Learning Apache Flink(API)
本文是参考Apache Flink v1.3官方文档,本文所使用的是scala版本的API,基础架构参见《Learning Apache Flink(BASIC)》
业务场景
Flink接kafka的数据,然后通过初步的过滤得到一个结果集,再进行“打标签”,最后对“打标签”的结果进行过滤,最终输出到kafka中。例如,在topic foo中的数据表示"imsi,lac,cell",先通过imsi字段筛选出所有以460开头的字段,再通过lac和cell字段判断是否在指定的区域,增加一个字段isSpecifiedLocation,值为true或者false。最终输出到kafka中的字段为"imsi,lac,cell,isSpecifiedLocation,timestamp",且isSpecifiedLocation为true。
Flink读kafka数据
注:本文中所使用的kafka的版本为0.10.0
官方文档中Provided TableSources针对kafka指提供了json和avro格式的接入,所以如果是在topic中的数据是csv格式的,可以模仿Kafka010JsonTableSource
和JsonRowDeserializationSchema
自定义KafkaCsvTableSource
和CsvRowDeserializationSchema
解析csv格式数据(具体实现参见完整代码章节),然后就可以通过下面的方法注册一个TableSource
//Register a TableSource
val kafkaTableSource = new KafkaCsvTableSource(
"foo",
properties,
new CsvRowDeserializationSchema(typeInfo),
typeInfo)
tableEnv.registerTableSource("KafkaCsvTable", kafkaTableSource)
val kafkaCsvTable = tableEnv.scan("KafkaCsvTable")
得到一个Table之后,就可以使用Table API,进行数据的过滤
val filterResult = kafkaCsvTable.where('imsi like "460%").select("imsi,lac,cell")
DataStream动态增加字段
- 将Table转换为DataStream
val dsRow: DataStream[Row] = tableEnv.toAppendStream(filterResult)
- 增加字段
val newDsRows = dsRow.map(row => {
val ret = new Row(row.getArity() + 2)
for(i <- 0 to row.getArity()-1) {
ret.setField(i, row.getField(i))
}
val isSpecifiedLocation = if(ret.getField(1).equals(ret.getField(2))) true else false
ret.setField(row.getArity(), isSpecifiedLocation)
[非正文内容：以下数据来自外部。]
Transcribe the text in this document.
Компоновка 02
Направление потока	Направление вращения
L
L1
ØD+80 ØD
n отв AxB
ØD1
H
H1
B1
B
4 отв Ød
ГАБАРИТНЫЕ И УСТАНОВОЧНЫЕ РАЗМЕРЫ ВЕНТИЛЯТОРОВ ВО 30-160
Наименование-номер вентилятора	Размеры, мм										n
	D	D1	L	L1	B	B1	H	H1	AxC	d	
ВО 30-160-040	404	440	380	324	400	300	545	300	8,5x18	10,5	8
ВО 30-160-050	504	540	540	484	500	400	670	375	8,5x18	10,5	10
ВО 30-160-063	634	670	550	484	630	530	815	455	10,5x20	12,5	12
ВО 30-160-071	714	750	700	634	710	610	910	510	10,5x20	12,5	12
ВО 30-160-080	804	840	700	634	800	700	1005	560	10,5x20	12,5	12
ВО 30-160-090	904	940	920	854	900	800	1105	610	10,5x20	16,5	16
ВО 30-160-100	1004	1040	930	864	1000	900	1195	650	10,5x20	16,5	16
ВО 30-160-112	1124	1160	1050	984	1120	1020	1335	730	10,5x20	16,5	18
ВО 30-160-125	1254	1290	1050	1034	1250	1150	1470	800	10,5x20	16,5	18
ret.setField(row.getArity()+1, System.currentTimeMillis())
ret
})
- 再将新生成的DataStream注册为Table,进行最终的过滤
tableEnv.registerDataStream("newTable", newDsRows)
val newKafkaCsvTable = tableEnv.scan("newTable")
val newResult = newKafkaCsvTable.filter('isSpecifiedLocation === true).select("imsi,lac,cell,isSpecifiedLocation,timestamp")
Flink向kafka写数据
本文使用的是Flink提供的Kafka09JsonTableSink类直接将结果输出为json格式
val sink = new Kafka09JsonTableSink("bar", properties, new FlinkFixedPartitioner[Row])
newResult.writeToSink(sink)
测试用例
执行
./bin/flink run -c com.woople.streaming.scala.examples.kafka.FlinkKafkaDemo /opt/flink-tutorials-1.0-bundle.jar
向topic foo中写入
4601234,1,1
数据,在topic bar中可以得到{"imsi":"4601234","lac":"1","cell":"1","isSpecifiedLocation":true,"timestamp":1511222771896}
结果,如果输入的是4601234,2,1
则不符合条件不会输出。
Troubleshooting
在代码调试过程中遇到一个错误
org.apache.flink.table.api.TableException: An input of GenericTypeInfo<Row> cannot be converted to Table. Please specify the type of the input with a RowTypeInfo.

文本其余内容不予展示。